Storie di migrazione, storie conosciute anche da noi sardi, quando le famiglie si dividevano per un lavoro al nord o all’estero, quando si partiva per fare fortuna, quando non sempre si veniva trattati con il rispetto che si deve agli uomini. Quando il telefono era un lusso e si scrivevano le lettere, e si scrivevano in italiano perché anche la nuova lingua era una conquista, un segno di emancipazione. Anche noi sardi abbiamo conosciuto quel miraggio, per poi ritrovarci anche più poveri, perché strappati dalla nostra terra e senza affetti.
Perché se il miraggio è il sogno, la realtà può essere un incubo, la negazione di tutto ciò che si era sperato. Noi si partiva con la valigia di cartone legata a spago, dal nord Africa si parte con i vestiti portati addosso. Noi si saliva su piroscafi rumorosi ma quasi sicuri, loro vengono caricati su barche di sfortuna, destinate all’abbandono.
Però c’è qualcuno, c’è sempre qualcuno che contro la dignità umana chiede l’applicazione della legge, e se la legge è un elogio del rifiuto, l’inno del rimpatrio, la prigione dell’ingenuo o dell’innocente poco conta.
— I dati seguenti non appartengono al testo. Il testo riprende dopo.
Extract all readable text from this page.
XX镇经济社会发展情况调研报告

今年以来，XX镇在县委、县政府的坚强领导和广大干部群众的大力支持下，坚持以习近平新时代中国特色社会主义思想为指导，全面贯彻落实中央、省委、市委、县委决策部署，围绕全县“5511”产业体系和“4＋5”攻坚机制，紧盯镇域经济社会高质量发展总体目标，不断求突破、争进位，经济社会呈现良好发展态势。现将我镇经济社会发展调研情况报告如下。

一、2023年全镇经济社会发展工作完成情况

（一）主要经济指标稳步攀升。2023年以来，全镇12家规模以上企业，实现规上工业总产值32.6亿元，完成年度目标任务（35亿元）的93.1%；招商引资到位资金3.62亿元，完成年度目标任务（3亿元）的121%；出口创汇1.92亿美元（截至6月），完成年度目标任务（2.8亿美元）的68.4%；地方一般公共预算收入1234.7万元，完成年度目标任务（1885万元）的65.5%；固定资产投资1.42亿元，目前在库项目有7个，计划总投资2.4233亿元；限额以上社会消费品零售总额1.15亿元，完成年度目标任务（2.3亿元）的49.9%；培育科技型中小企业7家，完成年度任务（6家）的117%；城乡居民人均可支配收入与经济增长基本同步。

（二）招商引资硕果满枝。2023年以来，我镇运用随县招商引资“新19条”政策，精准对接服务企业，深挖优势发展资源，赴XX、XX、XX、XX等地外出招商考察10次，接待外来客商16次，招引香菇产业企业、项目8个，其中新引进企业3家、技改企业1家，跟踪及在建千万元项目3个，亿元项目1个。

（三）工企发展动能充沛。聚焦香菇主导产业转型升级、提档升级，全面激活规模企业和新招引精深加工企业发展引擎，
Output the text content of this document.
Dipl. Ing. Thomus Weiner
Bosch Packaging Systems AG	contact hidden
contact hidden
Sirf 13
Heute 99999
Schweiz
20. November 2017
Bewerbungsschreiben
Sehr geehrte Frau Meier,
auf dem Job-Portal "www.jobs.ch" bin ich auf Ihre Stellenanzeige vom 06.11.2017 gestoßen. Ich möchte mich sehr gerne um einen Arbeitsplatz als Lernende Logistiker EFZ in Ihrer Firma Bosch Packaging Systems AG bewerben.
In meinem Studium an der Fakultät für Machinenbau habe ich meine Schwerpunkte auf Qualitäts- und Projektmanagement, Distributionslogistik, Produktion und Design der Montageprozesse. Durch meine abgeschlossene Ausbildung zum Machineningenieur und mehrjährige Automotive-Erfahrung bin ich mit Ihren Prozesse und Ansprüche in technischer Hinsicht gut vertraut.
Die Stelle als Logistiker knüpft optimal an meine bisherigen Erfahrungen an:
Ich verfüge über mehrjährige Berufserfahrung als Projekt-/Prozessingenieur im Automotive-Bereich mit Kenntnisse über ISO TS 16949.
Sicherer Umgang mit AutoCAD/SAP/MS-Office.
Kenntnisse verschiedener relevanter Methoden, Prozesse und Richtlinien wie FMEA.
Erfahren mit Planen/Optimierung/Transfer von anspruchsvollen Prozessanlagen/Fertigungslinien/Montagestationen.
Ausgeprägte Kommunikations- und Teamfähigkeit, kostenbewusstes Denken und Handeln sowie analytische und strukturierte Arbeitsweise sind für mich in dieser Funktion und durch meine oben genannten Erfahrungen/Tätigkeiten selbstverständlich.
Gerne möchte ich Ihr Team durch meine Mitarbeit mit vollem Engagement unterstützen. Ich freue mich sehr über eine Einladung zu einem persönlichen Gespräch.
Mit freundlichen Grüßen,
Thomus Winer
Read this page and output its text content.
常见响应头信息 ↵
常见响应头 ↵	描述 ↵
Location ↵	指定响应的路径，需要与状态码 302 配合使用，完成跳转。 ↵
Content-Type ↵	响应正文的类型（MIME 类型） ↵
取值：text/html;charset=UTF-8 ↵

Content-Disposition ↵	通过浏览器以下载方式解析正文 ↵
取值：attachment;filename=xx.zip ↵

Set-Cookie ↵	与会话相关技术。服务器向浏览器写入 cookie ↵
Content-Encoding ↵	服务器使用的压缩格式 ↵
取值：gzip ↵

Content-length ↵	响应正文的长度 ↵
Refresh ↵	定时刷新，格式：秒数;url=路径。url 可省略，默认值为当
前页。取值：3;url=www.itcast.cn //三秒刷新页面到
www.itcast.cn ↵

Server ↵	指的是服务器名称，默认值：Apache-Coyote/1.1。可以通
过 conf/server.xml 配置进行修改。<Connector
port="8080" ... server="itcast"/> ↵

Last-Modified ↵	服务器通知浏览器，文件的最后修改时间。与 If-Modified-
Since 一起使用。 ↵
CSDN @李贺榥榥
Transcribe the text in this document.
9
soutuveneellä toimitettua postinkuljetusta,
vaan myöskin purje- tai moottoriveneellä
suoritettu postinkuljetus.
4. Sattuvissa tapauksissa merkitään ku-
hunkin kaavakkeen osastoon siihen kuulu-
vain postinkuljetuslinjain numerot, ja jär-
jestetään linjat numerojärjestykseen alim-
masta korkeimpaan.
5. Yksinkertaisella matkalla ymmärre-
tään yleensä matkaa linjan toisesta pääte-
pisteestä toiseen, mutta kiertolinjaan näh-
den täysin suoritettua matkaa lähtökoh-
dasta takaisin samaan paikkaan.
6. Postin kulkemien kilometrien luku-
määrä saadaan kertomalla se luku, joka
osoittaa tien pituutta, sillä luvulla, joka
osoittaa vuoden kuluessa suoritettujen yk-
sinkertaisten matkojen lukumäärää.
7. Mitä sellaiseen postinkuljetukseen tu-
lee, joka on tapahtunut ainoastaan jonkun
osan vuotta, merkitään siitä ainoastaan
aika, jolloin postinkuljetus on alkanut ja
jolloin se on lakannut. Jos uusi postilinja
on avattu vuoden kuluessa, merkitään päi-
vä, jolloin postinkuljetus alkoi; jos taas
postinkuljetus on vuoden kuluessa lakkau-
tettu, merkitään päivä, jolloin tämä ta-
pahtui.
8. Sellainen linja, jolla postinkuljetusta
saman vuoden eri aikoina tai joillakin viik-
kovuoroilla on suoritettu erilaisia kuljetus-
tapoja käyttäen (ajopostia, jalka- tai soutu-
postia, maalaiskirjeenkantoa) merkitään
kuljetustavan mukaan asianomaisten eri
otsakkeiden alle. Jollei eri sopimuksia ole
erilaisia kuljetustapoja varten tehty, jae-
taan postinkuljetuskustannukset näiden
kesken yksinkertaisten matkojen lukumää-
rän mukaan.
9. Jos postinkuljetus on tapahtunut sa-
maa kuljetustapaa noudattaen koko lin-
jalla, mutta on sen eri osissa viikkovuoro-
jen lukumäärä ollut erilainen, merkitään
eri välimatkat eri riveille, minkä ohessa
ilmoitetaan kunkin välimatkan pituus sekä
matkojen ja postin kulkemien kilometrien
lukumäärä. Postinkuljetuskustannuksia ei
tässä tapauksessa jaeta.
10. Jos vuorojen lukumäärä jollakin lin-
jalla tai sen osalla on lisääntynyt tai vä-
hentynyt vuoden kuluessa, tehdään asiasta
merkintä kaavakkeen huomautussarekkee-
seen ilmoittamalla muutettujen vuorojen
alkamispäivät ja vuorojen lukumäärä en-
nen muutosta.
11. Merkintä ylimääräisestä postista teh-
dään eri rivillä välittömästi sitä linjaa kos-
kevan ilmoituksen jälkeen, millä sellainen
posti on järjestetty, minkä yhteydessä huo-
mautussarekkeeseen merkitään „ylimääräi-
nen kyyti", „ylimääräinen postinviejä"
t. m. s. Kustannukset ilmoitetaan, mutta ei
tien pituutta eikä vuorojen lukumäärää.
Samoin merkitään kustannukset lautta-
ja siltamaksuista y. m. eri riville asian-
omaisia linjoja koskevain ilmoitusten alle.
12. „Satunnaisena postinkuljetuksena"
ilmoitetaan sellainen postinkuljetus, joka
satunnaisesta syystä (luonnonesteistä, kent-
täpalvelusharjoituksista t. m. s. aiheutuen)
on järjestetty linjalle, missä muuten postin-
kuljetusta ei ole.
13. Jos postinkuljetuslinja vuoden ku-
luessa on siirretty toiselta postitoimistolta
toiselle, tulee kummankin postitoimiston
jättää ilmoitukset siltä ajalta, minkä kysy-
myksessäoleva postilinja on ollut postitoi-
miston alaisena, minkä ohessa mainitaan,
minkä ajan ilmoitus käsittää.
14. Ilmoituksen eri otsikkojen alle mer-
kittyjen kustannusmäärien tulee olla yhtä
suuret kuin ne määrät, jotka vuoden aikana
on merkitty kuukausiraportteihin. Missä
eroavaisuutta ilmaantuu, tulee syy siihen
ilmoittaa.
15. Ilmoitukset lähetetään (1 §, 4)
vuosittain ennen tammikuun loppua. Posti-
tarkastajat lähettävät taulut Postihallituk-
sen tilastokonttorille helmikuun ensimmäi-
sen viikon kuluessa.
Prima la legge! Anche se si chiama Bossi-Fini. Poi ci sono i pregiudizi, i più duri a morire, la paura del diverso e dello straniero, peggio ancora se ha la pelle scura, esattamente come Gesù. Siamo quello a cui loro aspirano, sono le vittime della nostra propaganda del benessere, del nostro modello culturale, della nostra egemonia coloniale.
Da qualche giorno sono lì, i nostri ammiratori, nella tomba di una barca; fra qualche mese conosceranno un’altra tomba, quella della dimenticanza! Siamo il canto delle sirene, l’attraente pazzia che spinge la barca all’orizzonte, verso il vuoto di domani. Come sempre mi sorprende il coraggio delle mamme, di queste donne coraggiose pronte a sfidare il mare pur di dare una nuova speranza ai figli, donne coperte dai vestiti della tradizione ma con la mente aperta al futuro, donne che non hanno paura della sorte avversa.
Mentre noi costruiamo monumenti al milite ignoto, nell’hangar dell’aeroporto di Lampedusa ogni tomba ha un numero, e tutte le tombe sono un macabro monumento agli emigrati ignoti, a uomini, donne e bambini che un nome ce l’avevano, veri pionieri della storia. Perché il mediterraneo, la culla delle nostre civiltà, non è indifferente. Esso è sempre un ponte, nonostante tutto sta nuovamente cambiando il corso della storia, e fra venti, trent’anni, quando capiremo che per tutti è più conveniente convivere, forse qualcuno ricorderà a quale costo si è ottenuto tutto questo. E magari quel giorno un volo collegherà Alghero ad Orano.
Il mondo sta cambiando, non c’è cosa peggiore del voler restare fermi a difendere le nostre malferme convinzioni.